ヒルデガルト・フォン・ビンゲンについて

ヒルデガルト・フォン・ビンゲンについて


中世ドイツの薬草学の祖であり、「ラインの巫女」「トイトニアの女予言者」などと呼ばれたヒルデガルト・フォン・ビンゲンは、中世ドイツの女子修道院長、神秘家、神学者、作曲家など様々な肩書を持つ、キリスト教会の歴史において最も学識のある女性の一人と言われています。2012年にはバチカンより聖人に列聖され、教会博士の称号を与えられました。

ヒルデガルトは、1098年にラインヘッセン、アルツァイ近郊のベルマースハイムに、貴族の家庭の10番目の子供として生まれました。
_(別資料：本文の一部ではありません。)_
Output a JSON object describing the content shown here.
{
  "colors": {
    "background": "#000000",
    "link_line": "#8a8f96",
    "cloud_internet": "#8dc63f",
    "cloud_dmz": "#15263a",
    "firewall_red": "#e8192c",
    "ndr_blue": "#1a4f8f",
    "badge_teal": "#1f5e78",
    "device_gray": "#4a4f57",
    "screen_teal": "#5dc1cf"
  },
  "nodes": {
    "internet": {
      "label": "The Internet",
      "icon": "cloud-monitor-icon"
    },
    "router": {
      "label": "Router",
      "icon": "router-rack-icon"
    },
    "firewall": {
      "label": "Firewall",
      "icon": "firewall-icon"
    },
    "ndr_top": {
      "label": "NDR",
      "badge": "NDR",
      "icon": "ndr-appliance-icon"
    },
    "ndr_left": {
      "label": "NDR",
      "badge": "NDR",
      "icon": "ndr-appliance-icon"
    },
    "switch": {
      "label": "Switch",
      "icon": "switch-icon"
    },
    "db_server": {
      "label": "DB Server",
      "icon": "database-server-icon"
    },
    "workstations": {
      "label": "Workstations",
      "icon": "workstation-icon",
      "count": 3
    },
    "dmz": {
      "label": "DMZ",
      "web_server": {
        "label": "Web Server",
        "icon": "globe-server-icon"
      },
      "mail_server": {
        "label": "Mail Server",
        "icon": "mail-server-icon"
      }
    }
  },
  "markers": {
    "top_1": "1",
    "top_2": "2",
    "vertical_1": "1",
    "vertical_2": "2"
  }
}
8歳の時にベネディクト派修道女ユッタに預けられ、後に正式に修道女となります。

彼女の代表的な神学書「スキウィアス(神の道を知れ)」は、彼女が42歳の時に受けた幻視体験で見聞きしたことを書き留めるよう告げられて書いたものです。彼女は、77の聖詠歌、賛美歌、聖歌集や歌劇も作曲しており、作者が知られた道徳劇(歌劇)としては最古と言われる「Ordo Virtutum(諸徳目の秩序)」も製作しています。
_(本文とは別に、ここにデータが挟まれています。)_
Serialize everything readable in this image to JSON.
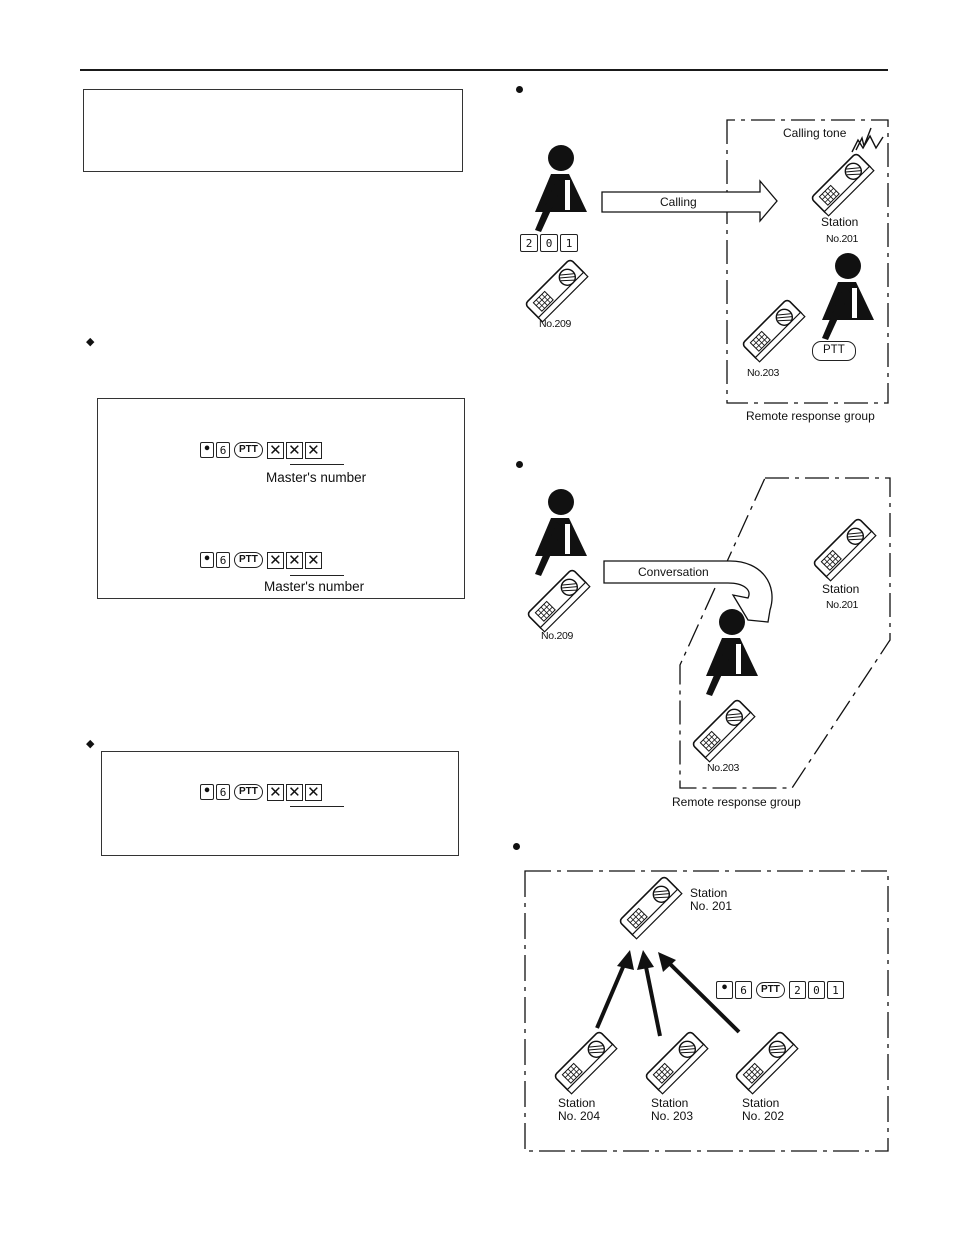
{
  "left": {
    "section1": {
      "keys": [
        "•",
        "6"
      ],
      "ptt": "PTT",
      "xkeys": [
        "✕",
        "✕",
        "✕"
      ],
      "caption": "Master's number"
    },
    "section2": {
      "keys": [
        "•",
        "6"
      ],
      "ptt": "PTT",
      "xkeys": [
        "✕",
        "✕",
        "✕"
      ],
      "caption": "Master's number"
    },
    "section3": {
      "keys": [
        "•",
        "6"
      ],
      "ptt": "PTT",
      "xkeys": [
        "✕",
        "✕",
        "✕"
      ]
    }
  },
  "diagram1": {
    "dial_keys": [
      "2",
      "0",
      "1"
    ],
    "caller_station": "No.209",
    "arrow_label": "Calling",
    "calling_tone": "Calling tone",
    "station_label": "Station",
    "station_number": "No.201",
    "ptt": "PTT",
    "station3": "No.203",
    "group_caption": "Remote response group"
  },
  "diagram2": {
    "caller_station": "No.209",
    "arrow_label": "Conversation",
    "station_label": "Station",
    "station_number": "No.201",
    "station3": "No.203",
    "group_caption": "Remote response group"
  },
  "diagram3": {
    "master_label": "Station",
    "master_number": "No. 201",
    "keys": [
      "•",
      "6"
    ],
    "ptt": "PTT",
    "dial_keys": [
      "2",
      "0",
      "1"
    ],
    "stations": [
      {
        "label": "Station",
        "number": "No. 204"
      },
      {
        "label": "Station",
        "number": "No. 203"
      },
      {
        "label": "Station",
        "number": "No. 202"
      }
    ]
  },
  "icons": [
    "person-silhouette-icon",
    "handheld-station-icon",
    "calling-tone-zigzag-icon",
    "block-arrow-icon",
    "curved-arrow-icon"
  ]
}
他にも、自然科学についての著書「フィジカ(聖ヒルデガルトの医学と自然学)」、医学に関する著書「病因と治療」、神学に関する著書「Liber Bitae Meritorum(人生の功徳の書)」や「Liver Divinorum Operum(神の業の書)」などを執筆しています。
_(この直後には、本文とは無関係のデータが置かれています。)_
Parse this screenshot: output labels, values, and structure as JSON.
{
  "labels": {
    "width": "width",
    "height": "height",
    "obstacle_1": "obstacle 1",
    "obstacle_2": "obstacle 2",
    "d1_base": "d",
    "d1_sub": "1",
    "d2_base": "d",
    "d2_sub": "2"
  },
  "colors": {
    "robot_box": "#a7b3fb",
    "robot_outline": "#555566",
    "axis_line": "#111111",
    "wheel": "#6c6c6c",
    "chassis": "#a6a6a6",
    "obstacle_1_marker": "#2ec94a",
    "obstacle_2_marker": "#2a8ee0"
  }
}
食に関してヒルデガルトが果たした役割は、食事の正しい取り方や食生活を含めたすべての面で節度ある生活を送ることの重要性を説いたことです。

彼女は、食事をするということは単に空腹を満たすためだけのものではなく、健康を維持し生活の質を向上させるためのものでなくてはならないと考えていました。

まさに人間の体は口にした食べ物から成っており、自らが口にした食べ物で健康が増進されることもあれば損なわれることもあるのです。






ヒルデガルトの食の教えとは

ヒルデガルト治療学は、食事法、ハーブ療法、宝石療法、デトックスと精神療法から成り立っています。それらの中でも最も重要であるのが食事法です。病気が発症する前の芽にいち早く気づき、その芽を摘み取り、健康を取り戻すための手段となるのが食生活の改善です。

「人は口にした食べ物から成りたっている。」

ヒルデガルトは、食事はどんな薬よりも重要であると考えていました。